In many cases, the solution lies not with the money your investments are generating, but in the tax rate that you pay on these funds. By minimizing your effective tax rate, you'll be able to retain more money in your accounts, continuing to earn dividends and fractional shares for years to come.
However, tax laws can be complicated and ever-changing, and you may need some extra help when it comes to optimizing your investments in a tax-efficient way. Read on for just a few of the ways you may be able to significantly reduce your effective tax rate after retiring from the workforce.
Calculate Your Deductions and Exemptions
Every individual taxpayer is entitled to a certain amount in standard or itemized deductions and personal exemptions from their wage and non-wage income. By knowing this amount at the beginning of the tax year, you'll be able to better plan your withdrawals from retirement and non-retirement funds.
Because each of your personal deductions and exemptions reduces your taxable income dollar-for-dollar, withdrawing pre-tax funds (like those from a 401(k) or IRA) up to the total amount of your deductions and exemptions can essentially render these withdrawn funds tax-free.
For example, if you and your spouse have a total of $40,000 in itemized deductions and personal exemptions for the upcoming tax year, the first $40,000 you earn (or withdraw from pre-tax retirement accounts) is tax-free.
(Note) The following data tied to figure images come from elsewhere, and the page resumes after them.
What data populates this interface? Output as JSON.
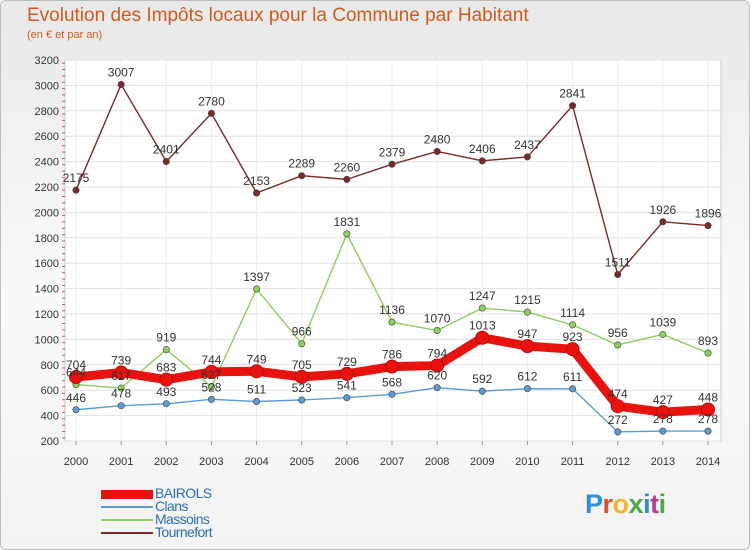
{
  "title": "Evolution des Impôts locaux pour la Commune par Habitant",
  "subtitle": "(en € et par an)",
  "brand": {
    "text": "Proxiti",
    "colors": [
      "#2e8fd6",
      "#e0502a",
      "#f2b233",
      "#4da84a",
      "#2e8fd6",
      "#c23a8e",
      "#4da84a"
    ]
  },
  "chart_data": {
    "type": "line",
    "x": [
      2000,
      2001,
      2002,
      2003,
      2004,
      2005,
      2006,
      2007,
      2008,
      2009,
      2010,
      2011,
      2012,
      2013,
      2014
    ],
    "ylim": [
      200,
      3200
    ],
    "yticks": [
      200,
      400,
      600,
      800,
      1000,
      1200,
      1400,
      1600,
      1800,
      2000,
      2200,
      2400,
      2600,
      2800,
      3000,
      3200
    ],
    "grid": true,
    "legend_position": "bottom-left",
    "series": [
      {
        "name": "BAIROLS",
        "color": "#e8130f",
        "values": [
          704,
          739,
          683,
          744,
          749,
          705,
          729,
          786,
          794,
          1013,
          947,
          923,
          474,
          427,
          448
        ]
      },
      {
        "name": "Clans",
        "color": "#5b9bd0",
        "values": [
          446,
          478,
          493,
          528,
          511,
          523,
          541,
          568,
          620,
          592,
          612,
          611,
          272,
          278,
          278
        ]
      },
      {
        "name": "Massoins",
        "color": "#8dcf5f",
        "values": [
          644,
          617,
          919,
          627,
          1397,
          966,
          1831,
          1136,
          1070,
          1247,
          1215,
          1114,
          956,
          1039,
          893
        ]
      },
      {
        "name": "Tournefort",
        "color": "#7a2a2a",
        "values": [
          2175,
          3007,
          2401,
          2780,
          2153,
          2289,
          2260,
          2379,
          2480,
          2406,
          2437,
          2841,
          1511,
          1926,
          1896
        ]
      }
    ],
    "data_labels": {
      "BAIROLS": [
        "704",
        "739",
        "683",
        "744",
        "749",
        "705",
        "729",
        "786",
        "794",
        "1013",
        "947",
        "923",
        "474",
        "427",
        "448"
      ],
      "Clans": [
        "446",
        "478",
        "493",
        "528",
        "511",
        "523",
        "541",
        "568",
        "620",
        "592",
        "612",
        "611",
        "272",
        "278",
        "278"
      ],
      "Massoins": [
        "644",
        "617",
        "919",
        "627",
        "1397",
        "966",
        "1831",
        "1136",
        "1070",
        "1247",
        "1215",
        "1114",
        "956",
        "1039",
        "893"
      ],
      "Tournefort": [
        "2175",
        "3007",
        "2401",
        "2780",
        "2153",
        "2289",
        "2260",
        "2379",
        "2480",
        "2406",
        "2437",
        "2841",
        "1511",
        "1926",
        "1896"
      ]
    }
  }
}
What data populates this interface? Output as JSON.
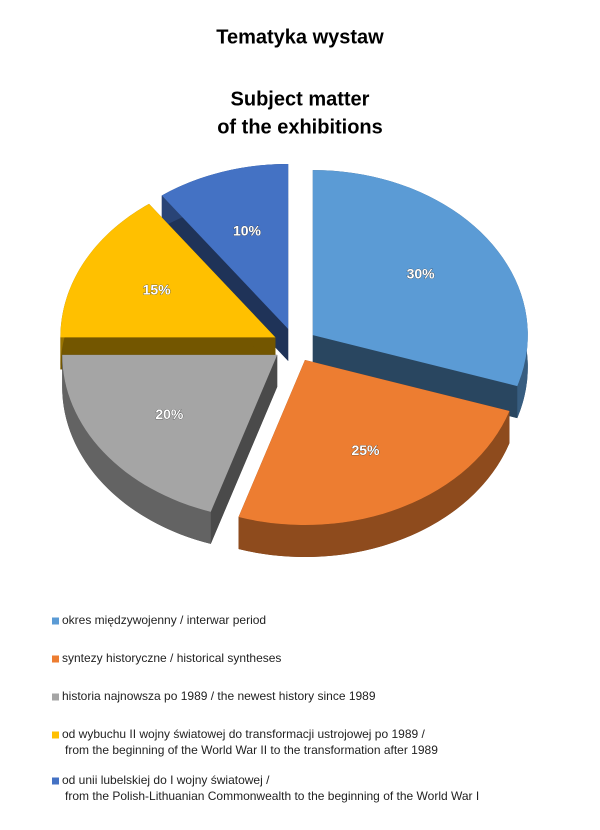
{
  "chart_data": {
    "type": "pie",
    "title": "Tematyka wystaw",
    "subtitle": [
      "Subject matter",
      "of the exhibitions"
    ],
    "categories": [
      [
        "okres międzywojenny / interwar period"
      ],
      [
        "syntezy historyczne / historical syntheses"
      ],
      [
        "historia najnowsza po 1989  / the newest history since 1989"
      ],
      [
        "od wybuchu II wojny światowej do transformacji ustrojowej po 1989 /",
        "from the beginning of the World War II to the transformation after 1989"
      ],
      [
        "od unii lubelskiej do I wojny światowej /",
        "from the Polish-Lithuanian Commonwealth to the beginning of the World War I"
      ]
    ],
    "values": [
      30,
      25,
      20,
      15,
      10
    ],
    "value_labels": [
      "30%",
      "25%",
      "20%",
      "15%",
      "10%"
    ],
    "colors": [
      "#5b9bd5",
      "#ed7d31",
      "#a5a5a5",
      "#ffc000",
      "#4472c4"
    ]
  }
}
Assuming you can get by with only $45,000 in spending money for that tax year, you'll be able to withdraw $40,000 from an IRA or 401(k) and the remaining $5,000 from a post-tax source (like a Roth IRA), and pay zero income taxes on these funds.
Even withdrawing the $5,000 from a taxable account will leave your effective tax rate in the low single digits with only $5,000 in taxable income.
Diversify Your Tax "Buckets"
One mistake many early retirees make is keeping all their eggs in one basket. Even if your retirement funds are spread across several different IRAs or 401(k)s, a lack of diversity in the tax treatment of these funds can leave you with fewer strategic options in retirement.
Those who are still in the workforce may want to take advantage of this earned income by opening a Roth IRA or taxable account rather than continuing to contribute only to pre-tax retirement accounts.
Even those who earn too much to contribute to a Roth directly can do so through the "back door" option, contributing to a non-deductible IRA and then converting this IRA to a Roth.
Analyze Asset Allocation
While you may periodically review your investments to ensure you're not weighted too heavily in stocks, bonds, or certain market sectors, you may not have paid much attention to the efficiency of the specific investments within each account.
Failing to do so can leave money on the table (or in the tax coffers). Because capital gains are taxed at a lower rate than other income, leaving the high-gain funds in tax-advantaged accounts can lower your overall tax rate on these funds. Meanwhile, putting hefty dividend-generating funds in a Roth can ensure you never pay taxes on these dividend receipts.
By speaking with a seasoned tax advisor early in your retirement planning process, you'll be well on your way to preserving as much of your retirement savings as possible, allowing these funds to continue to grow well into your golden years.